Publié le à Istanbul (AFP)

Malgré la pluie froide qui noie la ville, la file ne cesse de s'allonger devant le minuscule kiosque tenu par Bayram Duman. Le pain qu'il y vend vaut deux fois moins cher que dans la plupart des boulangeries d'Istanbul.

"Les prix ont énormément augmenté chez les boulangers. Les gens arrivent sans cesse", assure le quinquagénaire, béret et pull jacquard, qui peine à répondre à la demande dans son kiosque "Halk Ekmek", le "Pain du peuple", du quartier populaire de Kartal, en périphérie est de la ville.

Géré par la municipalité d'Istanbul, le "pain du peuple" propose les siens à bas coût depuis 1978. Le pain de 250 grammes y coûte 1,25 livre turque (6 cts d'euros environ), contre 2,50 livres au moins et souvent davantage dans les points de vente habituels, où il ne pèse parfois plus que 210 grammes.

Après avoir patienté sous la pluie, la plupart des clients repartent avec quatre ou cinq pains dans un sac en plastique transparent.

Le visage dissimulé sous leur capuche ou leur parapluie, les clients refusent de s'exprimer, entre honte et colère.

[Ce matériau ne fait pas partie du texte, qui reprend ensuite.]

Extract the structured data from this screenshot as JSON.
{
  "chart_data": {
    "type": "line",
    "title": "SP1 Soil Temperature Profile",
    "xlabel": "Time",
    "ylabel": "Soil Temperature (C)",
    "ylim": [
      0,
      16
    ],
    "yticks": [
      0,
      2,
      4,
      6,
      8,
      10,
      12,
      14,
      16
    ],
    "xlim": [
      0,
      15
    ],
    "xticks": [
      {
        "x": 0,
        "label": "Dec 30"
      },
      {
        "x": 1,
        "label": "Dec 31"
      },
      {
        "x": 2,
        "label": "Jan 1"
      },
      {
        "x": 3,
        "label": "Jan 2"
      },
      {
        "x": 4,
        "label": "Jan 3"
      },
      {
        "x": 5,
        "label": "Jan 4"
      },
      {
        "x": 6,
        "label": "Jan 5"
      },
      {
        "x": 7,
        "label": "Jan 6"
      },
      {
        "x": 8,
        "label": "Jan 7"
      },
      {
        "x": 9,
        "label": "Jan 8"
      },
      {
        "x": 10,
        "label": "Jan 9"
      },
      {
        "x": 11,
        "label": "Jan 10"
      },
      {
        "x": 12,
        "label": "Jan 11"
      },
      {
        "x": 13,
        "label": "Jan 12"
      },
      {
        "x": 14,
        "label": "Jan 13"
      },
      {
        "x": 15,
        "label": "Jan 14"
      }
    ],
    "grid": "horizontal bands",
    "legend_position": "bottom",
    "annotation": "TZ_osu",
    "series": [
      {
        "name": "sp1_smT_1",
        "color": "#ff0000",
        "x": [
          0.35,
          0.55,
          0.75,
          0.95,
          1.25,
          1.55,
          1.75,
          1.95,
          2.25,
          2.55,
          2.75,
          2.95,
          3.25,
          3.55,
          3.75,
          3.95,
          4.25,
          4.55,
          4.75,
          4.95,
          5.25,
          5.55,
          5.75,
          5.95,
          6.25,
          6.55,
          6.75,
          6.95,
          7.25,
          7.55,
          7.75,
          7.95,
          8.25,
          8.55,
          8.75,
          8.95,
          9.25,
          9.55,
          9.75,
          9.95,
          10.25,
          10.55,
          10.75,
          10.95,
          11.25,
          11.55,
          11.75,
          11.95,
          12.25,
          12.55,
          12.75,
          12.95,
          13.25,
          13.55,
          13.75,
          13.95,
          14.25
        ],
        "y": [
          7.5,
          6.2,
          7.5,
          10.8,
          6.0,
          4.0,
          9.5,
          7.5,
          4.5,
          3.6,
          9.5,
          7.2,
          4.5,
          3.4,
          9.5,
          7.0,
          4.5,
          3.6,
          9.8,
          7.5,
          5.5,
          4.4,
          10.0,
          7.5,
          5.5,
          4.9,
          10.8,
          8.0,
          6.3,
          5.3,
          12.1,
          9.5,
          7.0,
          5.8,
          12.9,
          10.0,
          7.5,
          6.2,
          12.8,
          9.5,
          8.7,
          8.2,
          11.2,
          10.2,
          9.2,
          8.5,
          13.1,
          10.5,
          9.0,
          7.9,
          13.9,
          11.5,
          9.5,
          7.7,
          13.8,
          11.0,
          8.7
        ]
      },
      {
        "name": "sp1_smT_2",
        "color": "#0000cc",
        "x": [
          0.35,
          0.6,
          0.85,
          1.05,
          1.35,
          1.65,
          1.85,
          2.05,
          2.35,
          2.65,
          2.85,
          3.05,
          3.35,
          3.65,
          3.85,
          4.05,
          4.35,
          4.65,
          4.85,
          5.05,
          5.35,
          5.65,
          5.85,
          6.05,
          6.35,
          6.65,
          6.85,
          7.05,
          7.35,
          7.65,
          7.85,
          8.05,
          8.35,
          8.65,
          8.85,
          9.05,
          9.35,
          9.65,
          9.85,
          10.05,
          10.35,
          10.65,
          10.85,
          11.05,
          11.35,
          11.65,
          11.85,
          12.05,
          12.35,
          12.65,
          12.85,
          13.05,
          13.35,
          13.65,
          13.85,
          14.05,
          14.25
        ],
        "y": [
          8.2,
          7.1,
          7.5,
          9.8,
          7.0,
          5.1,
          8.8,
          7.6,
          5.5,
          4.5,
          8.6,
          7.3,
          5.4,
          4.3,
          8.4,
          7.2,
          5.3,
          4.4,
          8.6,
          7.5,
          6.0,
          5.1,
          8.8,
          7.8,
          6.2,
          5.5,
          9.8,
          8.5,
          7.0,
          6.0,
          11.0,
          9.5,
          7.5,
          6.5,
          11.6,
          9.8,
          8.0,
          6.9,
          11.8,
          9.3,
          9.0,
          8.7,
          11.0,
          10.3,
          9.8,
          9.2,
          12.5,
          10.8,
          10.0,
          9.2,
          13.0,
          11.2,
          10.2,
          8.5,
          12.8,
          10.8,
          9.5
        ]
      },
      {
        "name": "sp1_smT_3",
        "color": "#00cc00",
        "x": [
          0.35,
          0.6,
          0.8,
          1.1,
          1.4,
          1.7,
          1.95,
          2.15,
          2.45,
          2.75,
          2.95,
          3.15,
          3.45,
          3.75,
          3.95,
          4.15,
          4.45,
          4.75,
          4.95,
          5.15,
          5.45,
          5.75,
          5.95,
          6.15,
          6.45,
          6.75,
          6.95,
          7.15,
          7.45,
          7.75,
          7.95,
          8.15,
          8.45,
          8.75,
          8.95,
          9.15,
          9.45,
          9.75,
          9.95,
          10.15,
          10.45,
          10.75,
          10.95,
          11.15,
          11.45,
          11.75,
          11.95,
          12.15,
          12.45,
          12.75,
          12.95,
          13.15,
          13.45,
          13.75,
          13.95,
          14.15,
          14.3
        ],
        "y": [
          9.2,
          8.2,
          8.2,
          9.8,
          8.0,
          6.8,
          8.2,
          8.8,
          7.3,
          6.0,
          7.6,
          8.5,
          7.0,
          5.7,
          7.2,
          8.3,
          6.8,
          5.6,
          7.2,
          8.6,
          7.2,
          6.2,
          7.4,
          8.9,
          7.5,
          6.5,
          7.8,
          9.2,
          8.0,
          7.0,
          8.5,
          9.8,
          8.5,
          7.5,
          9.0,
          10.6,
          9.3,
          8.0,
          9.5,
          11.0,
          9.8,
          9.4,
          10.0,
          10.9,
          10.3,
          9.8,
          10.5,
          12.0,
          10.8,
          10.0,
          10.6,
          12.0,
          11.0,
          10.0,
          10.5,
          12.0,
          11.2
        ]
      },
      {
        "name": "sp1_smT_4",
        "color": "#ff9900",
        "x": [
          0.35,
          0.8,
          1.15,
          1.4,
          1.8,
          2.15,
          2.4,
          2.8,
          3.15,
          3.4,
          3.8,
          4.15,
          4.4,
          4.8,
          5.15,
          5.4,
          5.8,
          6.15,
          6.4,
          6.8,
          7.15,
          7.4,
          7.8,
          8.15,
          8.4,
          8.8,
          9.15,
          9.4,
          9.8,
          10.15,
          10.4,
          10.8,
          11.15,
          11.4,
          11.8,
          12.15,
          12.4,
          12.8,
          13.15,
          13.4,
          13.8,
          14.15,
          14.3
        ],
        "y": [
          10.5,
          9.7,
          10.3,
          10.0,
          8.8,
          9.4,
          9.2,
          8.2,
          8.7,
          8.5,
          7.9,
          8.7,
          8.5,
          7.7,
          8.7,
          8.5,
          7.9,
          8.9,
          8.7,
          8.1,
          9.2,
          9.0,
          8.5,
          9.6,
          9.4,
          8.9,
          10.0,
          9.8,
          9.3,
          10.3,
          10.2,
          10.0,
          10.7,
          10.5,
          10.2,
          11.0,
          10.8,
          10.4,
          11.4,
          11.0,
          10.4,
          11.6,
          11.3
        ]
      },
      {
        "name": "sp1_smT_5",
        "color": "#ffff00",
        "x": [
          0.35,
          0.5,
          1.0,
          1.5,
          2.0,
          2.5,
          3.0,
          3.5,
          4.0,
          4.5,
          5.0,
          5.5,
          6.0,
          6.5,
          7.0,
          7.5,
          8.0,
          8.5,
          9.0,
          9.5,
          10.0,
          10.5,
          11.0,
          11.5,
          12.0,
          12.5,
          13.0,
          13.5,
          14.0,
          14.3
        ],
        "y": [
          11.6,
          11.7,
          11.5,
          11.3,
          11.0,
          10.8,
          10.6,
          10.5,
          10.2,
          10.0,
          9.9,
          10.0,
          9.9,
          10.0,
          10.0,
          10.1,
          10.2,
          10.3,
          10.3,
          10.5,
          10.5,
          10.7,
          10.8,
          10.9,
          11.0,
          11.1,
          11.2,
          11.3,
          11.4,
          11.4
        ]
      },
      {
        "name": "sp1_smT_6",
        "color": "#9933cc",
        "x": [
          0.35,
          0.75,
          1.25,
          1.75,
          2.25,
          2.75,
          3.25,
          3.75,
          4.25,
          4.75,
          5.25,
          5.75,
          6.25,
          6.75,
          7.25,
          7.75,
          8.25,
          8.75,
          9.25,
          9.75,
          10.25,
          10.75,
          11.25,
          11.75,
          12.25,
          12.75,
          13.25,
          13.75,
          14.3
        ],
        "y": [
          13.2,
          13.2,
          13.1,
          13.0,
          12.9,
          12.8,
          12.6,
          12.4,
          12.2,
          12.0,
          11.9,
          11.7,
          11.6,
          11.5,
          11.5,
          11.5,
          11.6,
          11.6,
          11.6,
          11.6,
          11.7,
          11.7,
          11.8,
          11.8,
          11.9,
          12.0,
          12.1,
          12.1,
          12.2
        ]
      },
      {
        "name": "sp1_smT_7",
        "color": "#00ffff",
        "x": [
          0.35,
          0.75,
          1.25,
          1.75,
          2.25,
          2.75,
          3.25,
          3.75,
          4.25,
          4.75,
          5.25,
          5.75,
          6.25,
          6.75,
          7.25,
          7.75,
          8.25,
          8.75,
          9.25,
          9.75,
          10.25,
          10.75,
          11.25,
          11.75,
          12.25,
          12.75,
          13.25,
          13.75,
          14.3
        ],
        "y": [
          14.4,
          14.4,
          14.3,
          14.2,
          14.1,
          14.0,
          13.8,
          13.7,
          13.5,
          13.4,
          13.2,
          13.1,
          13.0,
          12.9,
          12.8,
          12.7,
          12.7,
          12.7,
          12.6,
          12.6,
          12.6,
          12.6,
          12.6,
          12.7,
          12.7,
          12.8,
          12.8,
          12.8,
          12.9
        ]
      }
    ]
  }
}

Pourtant cette économie de trente à cinquante centimes d'euros pour cinq pains achetés suffit pour que d'interminables files d'attente se forment chaque jour et toute la journée durant devant les nombreux kiosques à pain d'Istanbul.

Même chose dans la capitale turque, Ankara, elle aussi tenue par l'opposition où ces pains subventionnés sont également proposés par la municipalité.

L'inflation a atteint officiellement plus de 21 % en novembre sur un an. Mais selon l'opposition, le taux réel est volontairement minimisé par l'institut officiel des statistiques et les consommateurs le constatent eux mêmes: les prix de certains produits de base, comme l'huile de tournesol, les oeufs ou le beurre ont vu leur prix doubler ou presque en un an.

Selon le syndicat des boulangers, la farine a augmenté de 85% entre avril et novembre, poussant nombre de boulangeries à augmenter leurs prix.

Conséquence d'une politique monétaire jugée irrationnelle par nombre d'observateurs, la livre turque a vu sa valeur fondre de plus de moitié depuis le début de l'année face au dollar - une dévaluation qui se répercute sur les étiquettes.

Dans ce contexte hautement inflammable, le président turc Recep Tayyip Erdogan a annoncé la semaine dernière une hausse du salaire minimum de 50% au 1er janvier, de 2.825,90 à 4253,40 livres turques (213 euros environ). Mais cette hausse peine à compenser la dévaluation continue de la monnaie.